気がつけば役所内では、部下に対しても上司に対しても、この二言しか言わない僕がいた。あんまりこれしか言わないものだから、周囲から疎まれた。ムリもない。ただただ日々が穏やかに過ぎていけば良い人たち、「やった」という痕跡が残れば良い人たちにしてみれば、うっとおしいことこの上なかったろうから。
「もっと穏やかになれ」と忠告してくれる人もいた。でも僕が関わる市民からは、感激に至らない、形だけの感謝の声が投げかけられることもあった。とてもむなしかった。そのことにとても申し訳なく感じ、今度こそは「感動」してもらいたい、と思ったが、僕の立場ではどうにもできなくなっていた。

それからしばらくして、新人の頃からお世話になっている役所内の先輩から、「ある人から『もしゃおの職場はずいぶん大変そうだという噂があるけど、大変になっている原因は何かね。』と聞かれたんだよ。」と耳打ちされた。その時先輩は、僕のことを認め、守ってくれる返事をしてくれたそうだ。そして心配までしてくれた。
僕は、その話を聞き、先輩に申し訳ない気持ちでいっぱいになった。

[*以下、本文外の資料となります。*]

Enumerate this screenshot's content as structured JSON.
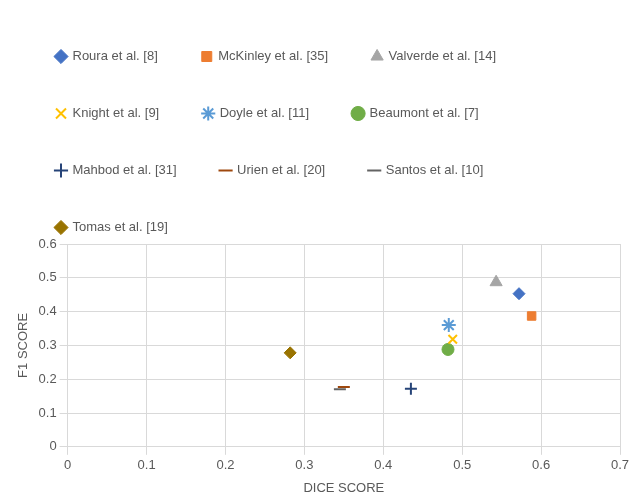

と同時に、悔し涙が頬を濡らした。

もはやこれまでだ。
これが潮時ってやつかもしれない。

タマさんのモヒカンを思い出した。

もう出るしかない。
とにかくやるしかない。
やったらできるようになる。

僕は腹を括った。
エイって、飛びだした。

向こうにいる人もこちらにいる人も、感激の感謝であふれる場所に向かって進んでいくのだ。


タマさん、ありがとう。
僕も、もう少ししたらモヒカンにするかもしれません。